The above chart of daily ridership patterns for trip duration (in seconds) reflects that members tend to use Cyclistic bikes very intentionally, perhaps with high awareness of where Cyclistic docks are located as well as existing directional knowledge of the city layout for short ride times. In addition to the likelihood of casual riders looking to bike on the weekends for leisure, it is possible that some casual riders are visiting from outside of Chicago and lack native locational knowledge.

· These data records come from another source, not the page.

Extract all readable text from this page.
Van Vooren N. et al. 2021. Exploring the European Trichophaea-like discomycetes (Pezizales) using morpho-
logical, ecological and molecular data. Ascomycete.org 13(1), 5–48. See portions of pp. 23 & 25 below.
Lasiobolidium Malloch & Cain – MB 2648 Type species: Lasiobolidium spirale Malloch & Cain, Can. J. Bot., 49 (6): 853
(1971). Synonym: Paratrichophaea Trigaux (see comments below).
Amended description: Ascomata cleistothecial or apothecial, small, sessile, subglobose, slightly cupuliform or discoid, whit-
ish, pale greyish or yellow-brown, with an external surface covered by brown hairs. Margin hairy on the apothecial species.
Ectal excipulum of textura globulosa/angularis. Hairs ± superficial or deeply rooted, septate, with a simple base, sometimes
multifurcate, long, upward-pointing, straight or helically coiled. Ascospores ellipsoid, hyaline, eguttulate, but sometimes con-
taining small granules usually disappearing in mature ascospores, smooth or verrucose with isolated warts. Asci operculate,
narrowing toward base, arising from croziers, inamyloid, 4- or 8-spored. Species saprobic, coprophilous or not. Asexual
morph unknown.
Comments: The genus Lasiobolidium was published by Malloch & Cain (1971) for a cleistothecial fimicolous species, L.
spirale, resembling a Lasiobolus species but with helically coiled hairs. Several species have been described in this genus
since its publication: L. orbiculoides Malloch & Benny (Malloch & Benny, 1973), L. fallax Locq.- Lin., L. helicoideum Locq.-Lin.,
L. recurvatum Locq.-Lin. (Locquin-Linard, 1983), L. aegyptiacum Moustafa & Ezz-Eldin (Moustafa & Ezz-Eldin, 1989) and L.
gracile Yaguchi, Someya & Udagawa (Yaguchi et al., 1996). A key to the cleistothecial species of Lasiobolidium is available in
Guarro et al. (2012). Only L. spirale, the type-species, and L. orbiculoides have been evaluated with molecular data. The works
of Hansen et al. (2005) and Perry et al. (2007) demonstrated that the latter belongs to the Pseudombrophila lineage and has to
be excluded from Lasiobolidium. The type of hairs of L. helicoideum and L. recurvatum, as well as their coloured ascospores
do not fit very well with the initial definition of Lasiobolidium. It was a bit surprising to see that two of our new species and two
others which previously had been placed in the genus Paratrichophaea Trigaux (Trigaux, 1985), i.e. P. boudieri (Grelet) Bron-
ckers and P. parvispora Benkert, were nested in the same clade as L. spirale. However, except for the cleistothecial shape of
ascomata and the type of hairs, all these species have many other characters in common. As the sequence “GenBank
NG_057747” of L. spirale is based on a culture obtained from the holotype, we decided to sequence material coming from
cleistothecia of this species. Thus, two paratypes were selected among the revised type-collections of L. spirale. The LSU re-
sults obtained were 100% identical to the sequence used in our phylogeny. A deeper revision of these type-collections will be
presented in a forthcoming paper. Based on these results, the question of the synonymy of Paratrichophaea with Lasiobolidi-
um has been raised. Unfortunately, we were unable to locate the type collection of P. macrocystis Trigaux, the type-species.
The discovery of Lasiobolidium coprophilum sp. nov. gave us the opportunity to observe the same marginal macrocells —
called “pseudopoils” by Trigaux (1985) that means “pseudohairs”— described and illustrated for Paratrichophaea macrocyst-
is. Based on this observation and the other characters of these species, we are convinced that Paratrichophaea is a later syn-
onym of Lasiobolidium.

Observations of ridership trends throughout the year indicate a seasonal pattern in Cyclistic bike useage. It is more common for both members and casual riders to choose to ride in the summer months, when the weather is nice and the days are long.

Monthly Trends 3

In fact, summertime riding is so popular that during the months of June, July, and August there are actually more casual riders using Cyclistic bikes than there are members using the bikes, indicating that June through August is an ideal time to convert casual riders to members.

Discussion

Insights from the analysis phase can help the marketing team answer the questions they have identified as the core of their program going forward. The data team can now provide an answer to the first question, "How do annual members and casual riders use Cyclistic differently?":

  • Members are more likely to ride on weekdays, whereas casual riders are more likely to ride on weekends
  • Members demonstrate peak useage overall on Wednesdays, and casual riders demonstrate peak useage on Saturdays
  • Casual riders are more likely to take long-duration rides; members average about half the ride length of casual riders overall
  • Both members and casual riders are more likely to ride in the summer months, with July being the most popular time to use a Cyclistic bike
  • Ridership in both categories is dramatically lower in January and February, when there is likely to be snow on the ground in Chicago

While the data team did not explicitly investigate the question of "Why would casual riders buy Cyclistic annual memberships?", we can offer some insights based on the analysis here as well:

  • Casual riders might choose an annual membership if they decided to use Cyclistic bikes for their daily work commute or to run errands
  • For casual riders who frequently ride on the weekends, membership ($9/month) may be more cost-effective than repeatedly buying single-day passes ($15/day)
  • Casual riders who are offered a membership discount on a day they are already likely to be riding (Saturday) may be more likely to join

Additionally, seasonal ridership data can help the marketing team understand "How can Cyclistic use digital media to influence casual riders to become members?":

  • Riders clearly enjoy being outside during Chicago summers, as these are peak ridership months for Cyclistic riders
  • Making membership more attractive in the months when riders are most likely to choose to use a Cyclistic bike could help convert casual riders to members

Recommendations

Based on this analysis, the data team would recommend to the marketing team the following, for the purposes of encouraging casual riders to become Cyclistic members:

  1. Offer weekend membership discounts to casual riders, especially during peak times for this demographic in June, July, and August
  2. Run fun, outdoors-centered digital media campaigns in the summer to remind riders that biking is fun, healthy, and environmentally friendly
  3. Run a marketing campaign to tout the wellness benefits and cost efficiency of biking to work, especially in a recession economy where gas is expensive

About

For my Google Data Analytics Professional Certificate capstone project, I used the tidyverse package in R to identify usage differences between members and casual riders in Cyclistic bike-share data.